Nella sentenza in esame, in materia di applicazione delle sanzioni amministrative previste per la violazione delle norme che disciplinano l’attività di intermediazione finanziaria, la Suprema Corte chiarisce innanzitutto, con riguardo al sistema delle fonti, il principio della prevalenza della disciplina contenuta nella lex specialis n. 689 del 1981. È manifesta, infatti, l’inidoneità della fonte secondaria – regolamento Consob n. 18750 del 2013 sul procedimento sanzionatorio – ad incidere sulla disciplina dettata dalla legge sopracitata. Da ciò ne discende che il termine procedimentale, “autoimposto” dal regolamento de quo per la conclusione del procedimento, ha una mera valenza sollecitatoria.

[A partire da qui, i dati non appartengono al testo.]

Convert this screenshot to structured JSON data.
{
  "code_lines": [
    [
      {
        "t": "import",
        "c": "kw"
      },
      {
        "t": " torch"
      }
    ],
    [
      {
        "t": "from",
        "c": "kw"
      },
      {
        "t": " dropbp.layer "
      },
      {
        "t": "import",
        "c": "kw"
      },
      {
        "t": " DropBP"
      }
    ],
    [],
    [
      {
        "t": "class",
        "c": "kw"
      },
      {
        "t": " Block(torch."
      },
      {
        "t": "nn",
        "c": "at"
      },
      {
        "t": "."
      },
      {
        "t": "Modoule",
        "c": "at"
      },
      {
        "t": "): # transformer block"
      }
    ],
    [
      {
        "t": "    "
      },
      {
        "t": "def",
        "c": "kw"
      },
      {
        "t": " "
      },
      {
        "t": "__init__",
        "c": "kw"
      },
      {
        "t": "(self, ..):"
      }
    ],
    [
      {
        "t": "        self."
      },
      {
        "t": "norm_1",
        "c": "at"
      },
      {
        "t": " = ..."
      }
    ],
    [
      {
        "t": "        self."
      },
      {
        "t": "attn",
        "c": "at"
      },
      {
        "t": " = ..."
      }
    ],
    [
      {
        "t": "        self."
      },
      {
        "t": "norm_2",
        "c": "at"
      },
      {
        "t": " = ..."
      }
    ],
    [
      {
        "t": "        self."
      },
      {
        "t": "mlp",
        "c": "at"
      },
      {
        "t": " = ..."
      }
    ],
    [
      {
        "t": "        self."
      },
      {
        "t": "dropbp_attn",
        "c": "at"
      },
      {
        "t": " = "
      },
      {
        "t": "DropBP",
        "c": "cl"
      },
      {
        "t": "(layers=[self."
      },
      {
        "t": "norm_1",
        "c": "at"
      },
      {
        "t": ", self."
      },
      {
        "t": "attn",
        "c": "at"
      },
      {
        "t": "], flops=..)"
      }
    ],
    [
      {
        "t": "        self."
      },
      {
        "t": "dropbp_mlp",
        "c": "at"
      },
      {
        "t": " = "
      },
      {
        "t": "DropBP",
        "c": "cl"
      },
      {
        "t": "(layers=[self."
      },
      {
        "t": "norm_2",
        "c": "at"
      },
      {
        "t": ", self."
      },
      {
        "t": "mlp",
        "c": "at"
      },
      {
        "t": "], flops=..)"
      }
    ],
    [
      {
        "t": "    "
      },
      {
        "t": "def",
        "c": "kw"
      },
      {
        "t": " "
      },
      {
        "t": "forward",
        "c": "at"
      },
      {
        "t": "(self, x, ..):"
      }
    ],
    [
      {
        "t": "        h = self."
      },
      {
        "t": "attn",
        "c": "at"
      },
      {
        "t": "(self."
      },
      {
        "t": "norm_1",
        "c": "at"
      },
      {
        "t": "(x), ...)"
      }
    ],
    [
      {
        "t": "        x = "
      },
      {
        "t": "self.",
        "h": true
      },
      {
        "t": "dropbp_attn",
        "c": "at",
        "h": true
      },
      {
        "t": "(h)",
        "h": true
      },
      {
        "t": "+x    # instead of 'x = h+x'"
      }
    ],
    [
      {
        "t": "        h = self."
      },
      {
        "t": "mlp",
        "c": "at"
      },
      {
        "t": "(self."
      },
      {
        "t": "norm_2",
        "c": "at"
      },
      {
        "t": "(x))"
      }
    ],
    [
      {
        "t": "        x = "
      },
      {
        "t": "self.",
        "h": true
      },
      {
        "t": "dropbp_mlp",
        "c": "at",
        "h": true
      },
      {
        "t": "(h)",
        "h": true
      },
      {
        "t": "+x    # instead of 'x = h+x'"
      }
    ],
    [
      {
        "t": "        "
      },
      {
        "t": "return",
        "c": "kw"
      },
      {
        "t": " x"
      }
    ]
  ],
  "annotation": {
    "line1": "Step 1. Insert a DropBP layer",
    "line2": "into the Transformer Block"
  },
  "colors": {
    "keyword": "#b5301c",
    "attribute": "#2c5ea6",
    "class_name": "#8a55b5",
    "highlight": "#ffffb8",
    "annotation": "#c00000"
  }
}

Con riferimento all’art. 195 TUF, relativo alla procedura sanzionatoria, si rileva necessaria l’applicazione del principio costantemente affermato dalla Corte a partire dalle Sezioni Unite n. 5395 del 2007, secondo il quale la decorrenza del termine di contestazione degli illeciti va individuata nel giorno in cui la Commissione in composizione collegiale, dopo l’esaurimento dell’attività ispettiva e di quella istruttoria, è in grado di adottare le decisioni di sua competenza.
In tema di vigilanza sull’attività di intermediazione finanziaria, la Suprema Corte richiama il disposto di cui all’art. 1, commi 2 e 3, TUF, il quale, delineando gli ambiti di competenza di Consob e Banca d’Italia, prevede un sistema di controllo duale che consente la duplicità di procedimenti sanzionatori: in particolare, alla Banca d’Italia è attribuita la competenza relativa al controllo del rischio ed alla stabilità patrimoniale, mentre alla Consob quella relativa alla trasparenza ed alla correttezza dei comportamenti (Cass. 07/04/2016, n. 6738).
In merito al dovere di agire informati proprio dei membri dell’organo amministrativo, di cui agli artt. 2381 e 2392 c.c., la Corte afferma, come già precedentemente (ex plurimis, Cass. 30/09/2009, n. 20933), che il componente del consiglio di amministrazione, chiamato a rispondere per omissione di vigilanza, non può esimersi da responsabilità adducendo che le operazioni integranti l’illecito sarebbero state realizzate da altro soggetto, dotato di ampia autonomia. Più specificamente, Cassazione n. 2737 del 2013 ha enucleato il principio secondo il quale “il dovere di agire informati dei consiglieri non esecutivi delle società bancarie, sancito dall’art. 2381 c.c., commi 3 e 6, e art. 2392 c.c., non va rimesso, nella sua concreta operatività, alle segnalazioni provenienti dai rapporti degli amministratori delegati, giacché anche i primi devono possedere ed esprimere costante e adeguata conoscenza del business (bancario) e, essendo compartecipi delle decisioni di strategia gestionale assunte dall’intero consiglio, hanno l’obbligo di contribuire ad assicurare un governo efficace dei rischi di tutte le aree della banca e di attivarsi in modo da poter efficacemente esercitare una funzione di monitoraggio sulle scelte compiute dagli organi esecutivi”.
In tale prospettiva, con sentenza n. 22848 del 2015, la Corte ha precisato che gli amministratori privi di deleghe sono tenuti ad agire in modo informato e, in ragione dei requisiti di professionalità, ad ostacolare l’evento dannoso, sicché rispondono del mancato utile attivarsi.
Ne consegue che la responsabilità dei membri dell’organo amministrativo prescinde dalla individuazione di specifici indici di allarme, giacché inerisce al mancato esercizio dell’attività istituzionalmente e funzionalmente riservata agli amministratori. Nel caso di specie, dalla mancata presenza del singolo membro in consiglio al momento dell’approvazione non si può affermare la sua estraneità all’operazione in questione, in quanto, data la sua peculiare importanza, la stessa non può essere ricondotta al solo momento dell’approvazione da parte del consiglio di amministrazione.